The United States is the most heavily armed country in the world, with more than twice as many guns per capita as second-place Yemen. But as countries like Switzerland show, gun ownership is not, in and of itself, the problem. The fundamental problem of the United States is that our gun culture prevents meaningful gun control from being established, and that our gun culture is so intimately blended with religious culture. The gun is treated as a symbol of religious fervor, not so much a weapon as a means of demonstrating piety, a mechanism of physical and spiritual protection.

 

I believe that this is far from the majority view.
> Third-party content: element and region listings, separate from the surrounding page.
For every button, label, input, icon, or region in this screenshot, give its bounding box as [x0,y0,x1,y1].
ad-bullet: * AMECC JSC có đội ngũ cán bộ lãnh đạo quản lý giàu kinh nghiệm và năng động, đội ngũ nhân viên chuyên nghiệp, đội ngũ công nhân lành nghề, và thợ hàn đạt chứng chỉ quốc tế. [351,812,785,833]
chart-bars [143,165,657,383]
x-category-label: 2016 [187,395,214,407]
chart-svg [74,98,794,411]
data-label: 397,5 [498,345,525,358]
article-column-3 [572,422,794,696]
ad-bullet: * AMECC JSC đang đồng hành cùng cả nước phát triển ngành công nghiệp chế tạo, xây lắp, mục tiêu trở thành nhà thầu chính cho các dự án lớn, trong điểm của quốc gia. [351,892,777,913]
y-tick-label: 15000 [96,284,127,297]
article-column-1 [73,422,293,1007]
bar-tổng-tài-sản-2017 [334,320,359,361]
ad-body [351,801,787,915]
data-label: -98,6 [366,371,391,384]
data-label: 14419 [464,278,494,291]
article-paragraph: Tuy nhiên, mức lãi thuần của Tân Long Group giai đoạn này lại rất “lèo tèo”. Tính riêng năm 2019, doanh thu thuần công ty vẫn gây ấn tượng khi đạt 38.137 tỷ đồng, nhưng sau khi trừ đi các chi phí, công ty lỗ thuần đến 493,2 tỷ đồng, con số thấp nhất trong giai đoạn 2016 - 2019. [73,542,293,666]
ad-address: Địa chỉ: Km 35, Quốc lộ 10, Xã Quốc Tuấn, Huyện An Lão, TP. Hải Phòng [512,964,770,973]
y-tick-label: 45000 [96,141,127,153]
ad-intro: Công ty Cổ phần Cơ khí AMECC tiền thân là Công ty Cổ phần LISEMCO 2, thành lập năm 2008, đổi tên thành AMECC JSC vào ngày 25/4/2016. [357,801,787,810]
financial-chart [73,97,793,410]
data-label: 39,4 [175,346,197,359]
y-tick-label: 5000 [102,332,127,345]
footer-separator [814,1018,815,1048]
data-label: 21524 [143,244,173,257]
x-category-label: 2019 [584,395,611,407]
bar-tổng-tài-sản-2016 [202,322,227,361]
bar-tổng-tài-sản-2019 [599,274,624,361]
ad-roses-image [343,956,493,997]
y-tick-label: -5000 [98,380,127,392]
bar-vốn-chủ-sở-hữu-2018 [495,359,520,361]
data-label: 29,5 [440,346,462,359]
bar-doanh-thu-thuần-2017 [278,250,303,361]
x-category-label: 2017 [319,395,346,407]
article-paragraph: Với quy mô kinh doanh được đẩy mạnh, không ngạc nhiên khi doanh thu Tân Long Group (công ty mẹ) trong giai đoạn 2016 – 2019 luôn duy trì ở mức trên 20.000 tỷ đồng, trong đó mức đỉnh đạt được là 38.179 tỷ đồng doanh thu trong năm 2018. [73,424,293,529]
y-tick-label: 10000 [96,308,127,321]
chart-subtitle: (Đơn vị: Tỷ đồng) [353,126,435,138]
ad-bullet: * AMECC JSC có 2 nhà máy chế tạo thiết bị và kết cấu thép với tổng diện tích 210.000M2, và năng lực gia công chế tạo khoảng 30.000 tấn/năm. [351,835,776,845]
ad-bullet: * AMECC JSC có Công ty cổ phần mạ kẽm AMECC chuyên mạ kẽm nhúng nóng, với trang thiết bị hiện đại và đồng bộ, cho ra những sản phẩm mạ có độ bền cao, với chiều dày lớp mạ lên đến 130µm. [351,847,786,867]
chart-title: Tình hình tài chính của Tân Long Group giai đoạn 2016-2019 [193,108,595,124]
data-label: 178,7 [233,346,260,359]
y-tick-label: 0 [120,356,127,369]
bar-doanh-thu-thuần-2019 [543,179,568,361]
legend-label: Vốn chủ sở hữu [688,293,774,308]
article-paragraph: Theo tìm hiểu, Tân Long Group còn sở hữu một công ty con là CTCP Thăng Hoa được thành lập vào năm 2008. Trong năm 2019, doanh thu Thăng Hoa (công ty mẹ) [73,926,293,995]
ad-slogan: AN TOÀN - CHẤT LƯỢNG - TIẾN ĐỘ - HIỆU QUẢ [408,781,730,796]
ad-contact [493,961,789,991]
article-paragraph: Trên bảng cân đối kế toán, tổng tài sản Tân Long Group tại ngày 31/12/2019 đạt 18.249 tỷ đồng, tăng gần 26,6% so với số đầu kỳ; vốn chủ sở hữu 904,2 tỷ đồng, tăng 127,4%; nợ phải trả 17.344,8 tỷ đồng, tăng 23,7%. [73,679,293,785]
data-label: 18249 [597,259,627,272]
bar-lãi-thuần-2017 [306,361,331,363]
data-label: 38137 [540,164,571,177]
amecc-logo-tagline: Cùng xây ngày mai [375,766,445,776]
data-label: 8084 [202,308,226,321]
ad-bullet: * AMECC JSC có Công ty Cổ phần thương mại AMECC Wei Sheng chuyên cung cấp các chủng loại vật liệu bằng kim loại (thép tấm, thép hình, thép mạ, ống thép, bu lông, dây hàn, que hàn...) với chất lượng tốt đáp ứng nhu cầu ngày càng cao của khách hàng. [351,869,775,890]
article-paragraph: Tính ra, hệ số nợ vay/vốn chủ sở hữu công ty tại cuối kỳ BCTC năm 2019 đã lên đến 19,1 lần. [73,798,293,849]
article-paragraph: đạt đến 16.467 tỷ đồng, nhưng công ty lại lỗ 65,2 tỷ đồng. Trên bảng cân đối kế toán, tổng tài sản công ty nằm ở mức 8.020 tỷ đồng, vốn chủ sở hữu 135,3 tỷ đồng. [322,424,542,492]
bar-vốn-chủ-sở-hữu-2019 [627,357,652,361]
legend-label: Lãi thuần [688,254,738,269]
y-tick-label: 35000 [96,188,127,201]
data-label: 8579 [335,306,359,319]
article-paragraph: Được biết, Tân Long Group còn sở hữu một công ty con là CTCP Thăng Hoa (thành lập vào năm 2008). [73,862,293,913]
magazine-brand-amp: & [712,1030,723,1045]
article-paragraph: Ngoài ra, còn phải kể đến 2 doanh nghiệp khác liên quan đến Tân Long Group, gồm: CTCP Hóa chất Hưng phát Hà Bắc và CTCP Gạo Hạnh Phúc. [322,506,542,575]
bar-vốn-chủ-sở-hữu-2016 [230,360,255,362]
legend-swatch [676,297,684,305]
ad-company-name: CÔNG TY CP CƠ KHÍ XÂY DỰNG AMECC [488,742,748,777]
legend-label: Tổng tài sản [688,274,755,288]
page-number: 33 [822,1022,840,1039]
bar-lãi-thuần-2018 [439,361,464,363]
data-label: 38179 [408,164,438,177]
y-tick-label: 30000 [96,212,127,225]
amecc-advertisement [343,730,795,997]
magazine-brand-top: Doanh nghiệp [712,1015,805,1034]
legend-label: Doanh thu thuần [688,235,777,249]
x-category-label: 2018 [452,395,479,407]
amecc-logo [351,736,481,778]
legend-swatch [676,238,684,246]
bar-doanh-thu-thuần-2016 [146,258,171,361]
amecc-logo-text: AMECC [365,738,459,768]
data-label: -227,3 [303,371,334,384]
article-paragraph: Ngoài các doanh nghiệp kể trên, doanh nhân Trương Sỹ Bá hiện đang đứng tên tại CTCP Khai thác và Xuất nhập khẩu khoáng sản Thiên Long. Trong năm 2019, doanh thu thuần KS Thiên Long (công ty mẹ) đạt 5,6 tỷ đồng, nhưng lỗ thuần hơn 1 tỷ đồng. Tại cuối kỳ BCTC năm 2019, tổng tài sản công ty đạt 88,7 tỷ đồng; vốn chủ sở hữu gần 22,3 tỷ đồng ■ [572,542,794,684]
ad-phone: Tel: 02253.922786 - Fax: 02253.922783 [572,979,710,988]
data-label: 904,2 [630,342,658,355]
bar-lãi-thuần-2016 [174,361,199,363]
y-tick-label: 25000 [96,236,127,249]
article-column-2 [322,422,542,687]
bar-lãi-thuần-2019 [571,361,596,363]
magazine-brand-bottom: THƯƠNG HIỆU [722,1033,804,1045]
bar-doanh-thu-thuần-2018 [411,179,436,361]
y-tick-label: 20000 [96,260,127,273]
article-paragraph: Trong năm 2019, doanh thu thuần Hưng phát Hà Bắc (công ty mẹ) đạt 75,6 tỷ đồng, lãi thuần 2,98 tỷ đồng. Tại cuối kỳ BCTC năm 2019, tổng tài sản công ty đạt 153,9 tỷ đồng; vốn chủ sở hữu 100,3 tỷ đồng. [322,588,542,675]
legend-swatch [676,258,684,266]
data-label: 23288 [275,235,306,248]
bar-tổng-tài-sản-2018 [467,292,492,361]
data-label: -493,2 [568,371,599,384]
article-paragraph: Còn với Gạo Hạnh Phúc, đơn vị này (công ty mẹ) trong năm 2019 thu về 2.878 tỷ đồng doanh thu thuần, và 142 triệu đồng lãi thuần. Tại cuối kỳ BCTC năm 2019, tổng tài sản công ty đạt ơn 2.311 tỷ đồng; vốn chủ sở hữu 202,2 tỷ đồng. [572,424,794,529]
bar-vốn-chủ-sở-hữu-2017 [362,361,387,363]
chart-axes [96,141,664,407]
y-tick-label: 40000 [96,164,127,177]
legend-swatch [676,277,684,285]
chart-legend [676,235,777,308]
But it is the view held by a critical minority of Christian nationalists in the political and military spheres of the United States, and we therefore have a responsibility to take them seriously, and when they tell us who they are, we have a responsibility to take them at their word.

 

Acknowledging this dangerous confluence is the first step. The United States has a religious fascination with guns, and it is at least in part responsible for our obscenely high rate of firearm mortality. The solution, however, remains the same: common sense gun control on a federal level. States like Massachusetts and New Jersey have proven that it is possible, and lackluster federal action has given us a wide array of state policies from which to learn best practices. Additionally, policies like assault rifle buyback programs can help rein in the number of guns in circulation to curtail the illegal gun market.

 

So while we may not be able to draw a perfectly straight line between religiosity and firearm violence in Mississippi and Massachusetts, the two are not completely unrelated. 

 

America has a gun problem, but it’s not just a gun problem. At its core, America has a Christian nationalism problem. No amount of politicians using avoidable tragedies as an excuse to scapegoat the nonreligious community will change the facts of the matter. I believe that we have an imperative to act to end gun violence as human beings, but I also believe that there is a special onus for the nonreligious to act, as rising tides of religious extremism threaten marginalized communities across our country.

 

The time to act is now. We have no time to waste.

 

Note: This is the first in a new, irregular series “From the Intern Desk,” in which college interns for the Secular Coalition for America produce topical editorials on the issues that impact our daily lives. This piece was contributed by Aidan Scully.